O real é tido como uma moeda de "beta" alto --ou seja, tende a variar mais em comparação a uma referência--, o que em parte explica os movimentos mais dilatados da taxa de câmbio doméstica.
Mais recentemente, contudo, houve um descolamento da moeda brasileira em relação a seus rivais, o que fez surgir uma "boca de jacaré" quando em comparação ao índice MSCI para moedas emergentes, por exemplo.
Entre 17 de agosto e a véspera, enquanto o índice caiu 1,22%, a taxa de câmbio brasileira dólar/real valorizou 2,69%.
Para Guarda, apesar do movimento negativo desta terça, a conjuntura é favorável ao real. Ele cita perspectiva de mais demanda por produtos agrícolas exportados pelo Brasil, elevado diferencial de juros e sinais de inflação cadente no país.
"Em nem todo concurso de feiura o Brasil se destaca", disse o gestor, pontuando ainda que, a despeito de preocupações com mais despesas públicas a partir de 2023, o mercado entende que não haverá ruptura da política macrofiscal e que algum sinal de controle de gastos poderá ser emitido por qualquer um dos dois principais postulantes ao Palácio do Planalto que se sair vitorioso nas eleições.
A queda recente do dólar no Brasil levou estrategistas do Morgan Stanley (NYSE:MS) a considerar que a moeda norte-americana entrou em "bear market" (mercado em baixa) também numa abordagem estratégica semanal --um "bear market" diário já era considerado.

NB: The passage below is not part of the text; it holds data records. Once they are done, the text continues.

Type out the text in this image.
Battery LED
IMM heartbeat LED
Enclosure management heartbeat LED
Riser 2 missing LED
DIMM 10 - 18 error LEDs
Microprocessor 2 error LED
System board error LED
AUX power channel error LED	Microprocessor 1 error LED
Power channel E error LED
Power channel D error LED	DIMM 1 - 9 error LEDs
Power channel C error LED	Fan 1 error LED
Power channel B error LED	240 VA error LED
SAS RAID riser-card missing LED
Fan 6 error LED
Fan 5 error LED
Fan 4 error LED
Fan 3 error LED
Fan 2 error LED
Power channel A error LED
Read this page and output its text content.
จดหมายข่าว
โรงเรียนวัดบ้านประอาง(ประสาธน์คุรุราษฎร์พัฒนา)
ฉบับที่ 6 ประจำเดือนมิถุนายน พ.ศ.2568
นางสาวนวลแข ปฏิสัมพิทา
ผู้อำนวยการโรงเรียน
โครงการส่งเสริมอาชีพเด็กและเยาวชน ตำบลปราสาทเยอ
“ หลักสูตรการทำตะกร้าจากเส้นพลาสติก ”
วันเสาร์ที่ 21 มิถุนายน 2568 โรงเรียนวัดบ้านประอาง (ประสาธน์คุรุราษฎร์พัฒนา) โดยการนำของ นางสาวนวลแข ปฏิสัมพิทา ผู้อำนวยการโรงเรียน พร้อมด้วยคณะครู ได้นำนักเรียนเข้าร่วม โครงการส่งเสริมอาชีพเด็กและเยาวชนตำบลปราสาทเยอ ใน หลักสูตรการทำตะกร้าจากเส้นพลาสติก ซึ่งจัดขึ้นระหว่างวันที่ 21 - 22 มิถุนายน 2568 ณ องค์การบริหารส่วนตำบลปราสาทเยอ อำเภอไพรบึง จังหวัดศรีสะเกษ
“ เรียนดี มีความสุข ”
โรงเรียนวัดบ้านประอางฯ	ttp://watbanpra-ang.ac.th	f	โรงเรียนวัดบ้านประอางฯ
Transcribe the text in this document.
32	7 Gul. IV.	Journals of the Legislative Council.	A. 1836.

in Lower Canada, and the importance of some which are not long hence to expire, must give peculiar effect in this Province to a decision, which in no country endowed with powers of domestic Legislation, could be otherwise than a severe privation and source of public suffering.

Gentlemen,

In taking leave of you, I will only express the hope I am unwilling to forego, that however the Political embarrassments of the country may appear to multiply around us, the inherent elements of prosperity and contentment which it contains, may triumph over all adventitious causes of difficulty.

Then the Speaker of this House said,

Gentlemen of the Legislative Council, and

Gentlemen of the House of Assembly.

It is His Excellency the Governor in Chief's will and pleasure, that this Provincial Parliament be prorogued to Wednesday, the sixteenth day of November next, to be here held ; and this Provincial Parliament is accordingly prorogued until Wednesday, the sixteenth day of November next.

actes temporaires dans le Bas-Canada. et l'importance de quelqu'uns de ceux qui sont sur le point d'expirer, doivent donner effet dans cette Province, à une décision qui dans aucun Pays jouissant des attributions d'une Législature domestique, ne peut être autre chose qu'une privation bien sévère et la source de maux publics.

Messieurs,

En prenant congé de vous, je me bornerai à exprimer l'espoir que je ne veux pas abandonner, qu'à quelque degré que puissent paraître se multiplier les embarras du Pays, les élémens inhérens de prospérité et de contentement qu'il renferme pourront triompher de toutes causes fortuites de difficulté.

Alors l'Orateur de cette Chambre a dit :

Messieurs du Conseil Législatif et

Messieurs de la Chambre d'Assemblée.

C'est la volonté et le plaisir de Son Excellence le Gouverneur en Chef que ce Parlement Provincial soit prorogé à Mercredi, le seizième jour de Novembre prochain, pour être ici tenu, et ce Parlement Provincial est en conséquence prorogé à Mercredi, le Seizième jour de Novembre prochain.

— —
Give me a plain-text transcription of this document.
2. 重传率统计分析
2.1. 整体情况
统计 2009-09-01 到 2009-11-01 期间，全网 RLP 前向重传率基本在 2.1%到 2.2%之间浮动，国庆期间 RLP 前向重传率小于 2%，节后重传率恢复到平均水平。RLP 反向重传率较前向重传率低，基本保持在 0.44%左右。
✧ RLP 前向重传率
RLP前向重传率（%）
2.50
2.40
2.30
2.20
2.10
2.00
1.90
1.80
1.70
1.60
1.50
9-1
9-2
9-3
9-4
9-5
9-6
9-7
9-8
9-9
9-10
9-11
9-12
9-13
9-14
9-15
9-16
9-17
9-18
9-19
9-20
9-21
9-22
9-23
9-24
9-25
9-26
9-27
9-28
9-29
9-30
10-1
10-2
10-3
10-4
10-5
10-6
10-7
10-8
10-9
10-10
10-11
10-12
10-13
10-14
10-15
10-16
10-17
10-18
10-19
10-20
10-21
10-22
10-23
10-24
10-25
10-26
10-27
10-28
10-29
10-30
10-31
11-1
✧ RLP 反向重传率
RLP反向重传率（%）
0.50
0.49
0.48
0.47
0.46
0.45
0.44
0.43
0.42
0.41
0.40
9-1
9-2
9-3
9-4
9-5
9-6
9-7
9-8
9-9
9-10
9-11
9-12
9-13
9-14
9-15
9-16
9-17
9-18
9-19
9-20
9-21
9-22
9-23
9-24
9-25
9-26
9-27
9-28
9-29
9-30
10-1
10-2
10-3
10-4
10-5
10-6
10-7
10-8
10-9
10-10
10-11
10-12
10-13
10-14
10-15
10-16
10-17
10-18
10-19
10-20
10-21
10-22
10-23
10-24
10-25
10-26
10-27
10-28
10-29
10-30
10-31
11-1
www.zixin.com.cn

Mas em termos mensais os profissionais seguem vendo "bull market" (mercado em alta) para o dólar.
Guarda, da Galapagos Capital, se diz comprador de real nos patamares atuais.
"O preço mais juro, dado o 'carry' (retorno)... seria perto de 4,5 reais. É muito factível a gente operar nesses patamares", disse, não descartando, inclusive, um "overshooting" do real --ou seja, uma valorização mais forte da moeda-- para a fronteira de 4 reais por dólar, 3,90 por dólar.